Somehow, I felt relief wash over me. Everyone knew her as a herbalist, and could have caned myself for not thinking of her in the first place.
Holding the foot in her palm, she examined my boy’s ugly toe. His anguished cry kept tearing at my heart.
Instead of producing something, she guided us to one man who had shifted to some house which might not be so easy for me to locate in the dark.
The look in my wife’s eyes said I should go, so out I went, tearing through people’s ‘Muzwezi’ fences for a short -cut and losing bits of my skin in the process.
It seemed such a long time before my neighbour opened enough of the door to show his face and chest, and after a quick explanation of my visit, he told me what leaves to gather and what to do with them.
I don’t know whether I thanked him or not, but like a mad person, I rushed back towards my house and past it towards the place where the tree grew.
Thorns tore at my fingers as I gathered the leaves, but I did not mind the pain; my son’s life was of prime importance. Time, only time mattered.
Perhaps my son was already dying, or dead.
After applying first aid on him with the pounded leaves, my neighbour reminded me of the nearby mechanic.
I went half walking and half running towards his house.

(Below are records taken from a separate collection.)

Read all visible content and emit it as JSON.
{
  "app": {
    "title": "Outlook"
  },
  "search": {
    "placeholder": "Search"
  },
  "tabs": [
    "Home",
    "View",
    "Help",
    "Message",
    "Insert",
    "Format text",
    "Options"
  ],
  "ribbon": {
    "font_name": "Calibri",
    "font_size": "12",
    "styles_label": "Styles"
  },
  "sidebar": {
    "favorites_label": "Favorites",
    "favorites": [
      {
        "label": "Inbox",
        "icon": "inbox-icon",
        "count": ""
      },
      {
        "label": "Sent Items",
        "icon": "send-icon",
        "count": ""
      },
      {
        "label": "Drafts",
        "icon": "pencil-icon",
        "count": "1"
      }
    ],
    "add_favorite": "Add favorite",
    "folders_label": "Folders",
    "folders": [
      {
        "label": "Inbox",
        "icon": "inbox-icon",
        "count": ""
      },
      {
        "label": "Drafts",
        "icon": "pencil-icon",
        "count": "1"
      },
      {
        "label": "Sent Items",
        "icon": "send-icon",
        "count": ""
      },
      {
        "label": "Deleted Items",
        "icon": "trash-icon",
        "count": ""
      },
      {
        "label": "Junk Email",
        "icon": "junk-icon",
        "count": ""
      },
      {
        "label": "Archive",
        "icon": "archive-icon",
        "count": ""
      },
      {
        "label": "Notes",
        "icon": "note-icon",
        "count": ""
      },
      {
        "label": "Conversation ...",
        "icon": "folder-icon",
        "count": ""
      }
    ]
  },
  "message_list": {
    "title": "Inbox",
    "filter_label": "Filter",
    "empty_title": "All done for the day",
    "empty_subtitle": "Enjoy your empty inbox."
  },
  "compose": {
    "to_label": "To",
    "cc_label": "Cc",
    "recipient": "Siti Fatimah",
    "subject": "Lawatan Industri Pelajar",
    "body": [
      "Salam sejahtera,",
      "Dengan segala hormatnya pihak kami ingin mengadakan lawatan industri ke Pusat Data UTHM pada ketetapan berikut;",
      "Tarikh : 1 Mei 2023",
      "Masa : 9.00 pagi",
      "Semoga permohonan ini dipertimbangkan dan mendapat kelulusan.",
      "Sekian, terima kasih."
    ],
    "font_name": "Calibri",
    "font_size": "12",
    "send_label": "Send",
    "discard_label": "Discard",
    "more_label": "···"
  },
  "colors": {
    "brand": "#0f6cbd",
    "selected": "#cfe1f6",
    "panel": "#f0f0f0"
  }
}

I was already narrating my grief even before his wife greeted me.
If by some misfortune he refused to help or there was no fuel in the car, we would be done.
I prayed to God that far be the thought that such a thing  should ever come to pass.
On the way to hospital, my boy did not for a moment let us forget how terrible he felt, and I kept reassuring him that all would be well.
However, I was beginning to get very worried. His groaning was getting weaker and weaker as he held on tightly to his leg and turned and twisted.
In the general hospital consulting room, the doctor asked me if we had seen the snake.
In the dark! My heart sank even deeper, but he went ahead to attend to his patient for about 10 minutes.
His assurance that the boy would be all right, I tell you, was so comforting, It was about midnight and fireworks were exploding in the town. I saw my boy pull the bedcover over his chest.
“Do you feel cold?” I asked and he said yes.
I realised that he had stopped crying out for a while, but it would be a very painful Christmas season for him.